Here’s the takeoff viewed from in front. Look at how little movement there is in the front arm; the more you move that arm, the less likely you are to land cleanly on the board. Everything happens in the fingers – hence the name.
At this point, the trick is done. I just hover above it and try to judge when to put my feet down. 90% of this is experience and timing. If you get it right, the flip will be so fast that it’ll be impossible to “spot the griptape and stomp it on the bolts”.
Time to put it down. I extend my legs and catch it grip-side up, stopping the flip dead. It’s very easy to over-flip these if you’re not careful – practice it rolling slowly at first until you get the timing down. You’re so tightly compressed in this trick that there’s no real escape from a bad catch other than falling forwards to the floor.
I push the board back to the ground, and ride away clean. The fact I haven’t grabbed it at the side of the nose or moved my arm during the flip means I’ve landed in the exact same line as I took off from – there’s very little adjustment needed if you’re flipping it right.

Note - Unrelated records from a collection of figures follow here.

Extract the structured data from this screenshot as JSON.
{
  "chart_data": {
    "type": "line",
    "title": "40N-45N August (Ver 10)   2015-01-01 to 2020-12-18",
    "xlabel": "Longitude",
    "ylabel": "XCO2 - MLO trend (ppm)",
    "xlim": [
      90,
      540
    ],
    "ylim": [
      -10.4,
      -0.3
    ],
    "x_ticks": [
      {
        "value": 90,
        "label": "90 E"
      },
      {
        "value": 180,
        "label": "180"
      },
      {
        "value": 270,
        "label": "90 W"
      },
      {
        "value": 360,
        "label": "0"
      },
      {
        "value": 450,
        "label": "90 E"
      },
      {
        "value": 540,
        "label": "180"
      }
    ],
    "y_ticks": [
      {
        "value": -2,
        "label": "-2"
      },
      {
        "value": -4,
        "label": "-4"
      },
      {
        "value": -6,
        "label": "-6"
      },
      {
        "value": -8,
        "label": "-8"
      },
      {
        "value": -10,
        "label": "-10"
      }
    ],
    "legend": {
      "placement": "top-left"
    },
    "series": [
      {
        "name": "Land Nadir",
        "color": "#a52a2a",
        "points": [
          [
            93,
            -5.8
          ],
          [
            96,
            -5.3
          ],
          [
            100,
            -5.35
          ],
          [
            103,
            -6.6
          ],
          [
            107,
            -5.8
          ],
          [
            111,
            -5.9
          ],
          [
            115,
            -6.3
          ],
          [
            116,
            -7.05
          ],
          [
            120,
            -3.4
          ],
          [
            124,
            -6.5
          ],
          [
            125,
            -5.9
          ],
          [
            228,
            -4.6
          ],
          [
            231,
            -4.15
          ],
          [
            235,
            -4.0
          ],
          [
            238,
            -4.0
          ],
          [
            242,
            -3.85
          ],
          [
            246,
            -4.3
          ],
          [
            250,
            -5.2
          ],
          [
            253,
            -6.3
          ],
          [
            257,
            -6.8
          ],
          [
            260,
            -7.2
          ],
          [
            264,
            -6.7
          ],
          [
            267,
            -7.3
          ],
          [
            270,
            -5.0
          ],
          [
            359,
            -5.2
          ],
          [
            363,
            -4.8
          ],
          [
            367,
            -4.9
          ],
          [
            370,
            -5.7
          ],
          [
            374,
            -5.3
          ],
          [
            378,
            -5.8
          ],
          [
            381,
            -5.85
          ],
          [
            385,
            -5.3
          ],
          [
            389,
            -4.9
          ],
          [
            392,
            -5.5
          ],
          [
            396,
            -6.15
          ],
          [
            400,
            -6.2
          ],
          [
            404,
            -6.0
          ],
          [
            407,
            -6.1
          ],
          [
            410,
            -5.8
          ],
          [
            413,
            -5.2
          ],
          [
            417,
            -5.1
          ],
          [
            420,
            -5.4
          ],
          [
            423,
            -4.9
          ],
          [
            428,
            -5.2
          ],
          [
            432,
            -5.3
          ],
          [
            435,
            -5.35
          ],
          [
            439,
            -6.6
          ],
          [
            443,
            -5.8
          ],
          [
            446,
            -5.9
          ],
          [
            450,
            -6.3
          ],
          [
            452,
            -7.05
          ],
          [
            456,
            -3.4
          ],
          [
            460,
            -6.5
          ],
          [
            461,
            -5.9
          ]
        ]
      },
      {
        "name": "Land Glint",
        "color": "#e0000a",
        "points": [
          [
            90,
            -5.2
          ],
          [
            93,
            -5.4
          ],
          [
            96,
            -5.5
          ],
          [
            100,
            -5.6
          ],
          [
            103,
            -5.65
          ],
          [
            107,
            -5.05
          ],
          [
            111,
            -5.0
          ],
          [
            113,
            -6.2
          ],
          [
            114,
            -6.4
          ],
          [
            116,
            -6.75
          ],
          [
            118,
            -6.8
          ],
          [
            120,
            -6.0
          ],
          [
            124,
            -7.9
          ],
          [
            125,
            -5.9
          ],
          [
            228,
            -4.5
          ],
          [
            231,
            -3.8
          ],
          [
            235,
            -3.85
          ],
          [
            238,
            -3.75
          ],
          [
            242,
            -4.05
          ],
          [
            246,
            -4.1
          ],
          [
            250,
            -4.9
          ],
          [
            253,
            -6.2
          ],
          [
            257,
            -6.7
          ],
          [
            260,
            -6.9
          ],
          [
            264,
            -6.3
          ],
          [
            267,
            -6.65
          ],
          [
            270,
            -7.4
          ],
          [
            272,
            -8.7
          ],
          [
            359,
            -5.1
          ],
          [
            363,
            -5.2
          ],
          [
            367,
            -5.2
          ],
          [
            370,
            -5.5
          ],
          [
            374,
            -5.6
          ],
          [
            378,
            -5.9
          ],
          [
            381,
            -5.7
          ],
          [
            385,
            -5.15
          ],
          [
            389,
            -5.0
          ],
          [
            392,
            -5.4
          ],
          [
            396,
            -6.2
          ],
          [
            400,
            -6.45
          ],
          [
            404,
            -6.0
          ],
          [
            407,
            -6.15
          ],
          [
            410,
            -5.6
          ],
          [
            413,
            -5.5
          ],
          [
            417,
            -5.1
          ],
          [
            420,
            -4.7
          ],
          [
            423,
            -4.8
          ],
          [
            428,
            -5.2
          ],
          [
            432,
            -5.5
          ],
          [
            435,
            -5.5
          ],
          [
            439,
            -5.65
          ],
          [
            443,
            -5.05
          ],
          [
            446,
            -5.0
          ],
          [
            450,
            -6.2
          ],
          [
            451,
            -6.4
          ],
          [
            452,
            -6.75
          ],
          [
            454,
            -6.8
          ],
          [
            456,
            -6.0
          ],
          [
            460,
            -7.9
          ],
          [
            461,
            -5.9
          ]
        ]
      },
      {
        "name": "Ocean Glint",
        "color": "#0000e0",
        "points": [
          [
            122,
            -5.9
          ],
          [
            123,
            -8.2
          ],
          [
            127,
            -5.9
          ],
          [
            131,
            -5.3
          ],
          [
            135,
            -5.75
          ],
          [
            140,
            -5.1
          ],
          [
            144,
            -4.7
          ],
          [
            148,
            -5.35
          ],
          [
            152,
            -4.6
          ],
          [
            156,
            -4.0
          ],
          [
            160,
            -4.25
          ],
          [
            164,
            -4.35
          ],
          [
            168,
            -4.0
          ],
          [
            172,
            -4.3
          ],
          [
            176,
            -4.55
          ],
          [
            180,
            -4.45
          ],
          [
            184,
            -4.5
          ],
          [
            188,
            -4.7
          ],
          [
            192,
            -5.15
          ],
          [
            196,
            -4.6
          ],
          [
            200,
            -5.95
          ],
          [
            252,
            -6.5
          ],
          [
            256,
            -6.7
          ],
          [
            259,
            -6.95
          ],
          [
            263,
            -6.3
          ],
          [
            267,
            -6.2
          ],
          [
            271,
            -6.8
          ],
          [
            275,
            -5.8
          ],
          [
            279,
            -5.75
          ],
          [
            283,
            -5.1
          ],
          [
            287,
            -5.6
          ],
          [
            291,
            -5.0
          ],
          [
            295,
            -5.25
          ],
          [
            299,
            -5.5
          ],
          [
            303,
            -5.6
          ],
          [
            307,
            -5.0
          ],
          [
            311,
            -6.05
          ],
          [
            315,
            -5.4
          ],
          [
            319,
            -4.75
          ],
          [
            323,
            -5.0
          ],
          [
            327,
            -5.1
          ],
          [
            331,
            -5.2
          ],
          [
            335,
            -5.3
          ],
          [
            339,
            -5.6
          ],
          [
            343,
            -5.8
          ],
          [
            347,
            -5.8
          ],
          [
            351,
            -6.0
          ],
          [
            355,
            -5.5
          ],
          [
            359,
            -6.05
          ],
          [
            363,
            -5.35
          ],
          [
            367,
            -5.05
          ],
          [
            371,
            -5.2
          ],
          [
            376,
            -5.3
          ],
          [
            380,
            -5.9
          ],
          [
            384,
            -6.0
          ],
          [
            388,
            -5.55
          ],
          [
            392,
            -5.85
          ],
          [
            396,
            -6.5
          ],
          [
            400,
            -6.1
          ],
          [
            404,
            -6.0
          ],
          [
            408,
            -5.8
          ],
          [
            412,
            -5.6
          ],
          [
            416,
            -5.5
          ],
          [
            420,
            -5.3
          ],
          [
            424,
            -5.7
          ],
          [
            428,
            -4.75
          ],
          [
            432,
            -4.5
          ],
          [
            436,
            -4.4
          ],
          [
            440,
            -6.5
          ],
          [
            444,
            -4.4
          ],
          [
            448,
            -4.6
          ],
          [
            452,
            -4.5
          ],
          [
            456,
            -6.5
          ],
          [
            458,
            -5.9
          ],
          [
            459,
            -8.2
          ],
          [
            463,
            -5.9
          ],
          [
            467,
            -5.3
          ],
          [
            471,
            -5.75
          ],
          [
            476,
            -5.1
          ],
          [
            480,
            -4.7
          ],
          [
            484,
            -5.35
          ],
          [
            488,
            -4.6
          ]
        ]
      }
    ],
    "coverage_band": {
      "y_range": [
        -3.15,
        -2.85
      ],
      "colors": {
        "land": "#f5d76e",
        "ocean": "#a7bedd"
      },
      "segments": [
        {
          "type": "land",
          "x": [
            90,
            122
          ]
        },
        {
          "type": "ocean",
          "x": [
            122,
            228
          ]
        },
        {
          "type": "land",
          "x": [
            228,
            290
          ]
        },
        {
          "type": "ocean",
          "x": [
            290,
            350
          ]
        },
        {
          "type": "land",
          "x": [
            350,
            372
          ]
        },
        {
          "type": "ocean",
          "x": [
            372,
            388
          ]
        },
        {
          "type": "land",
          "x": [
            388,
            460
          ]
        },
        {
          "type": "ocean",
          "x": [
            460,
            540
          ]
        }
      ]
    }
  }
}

With a bit of practice, you can do a rolling fingerflip on pretty much any board, but the energy needed increases as the nose gets steeper. The reason for this is that as the angle of the nose increases, the energy you push into the board gets further and further off the axis of the flip. As such, these are considerably easier on a single kick, and if you find yourself really enjoying rolling fingerflips, it might be worth considering moving over to a flat nosed board.
I can’t emphasise this enough – do not move your arm during this trick. Any movement of your upper or lower arm will cause the board to rotate or move to one side. This is part of the reason people who learned to fingerflip from tail by grabbing the side of the nose sometimes struggle to do these rolling – if you’re throwing the board into the flip, you have to jump slightly to the side to compensate. This is difficult to do when you’re curled up into such a tight ball!
If you’re struggling with the takeoff, try moving your front foot slightly further back to make the shift in weight easier to deal with. If it feels too snappy when you’re going from a rolling position to tail, try the opposite, and move your front foot towards the nose slightly. There’s a lot of trial and error here – the sweet spot will vary based on your own body and board.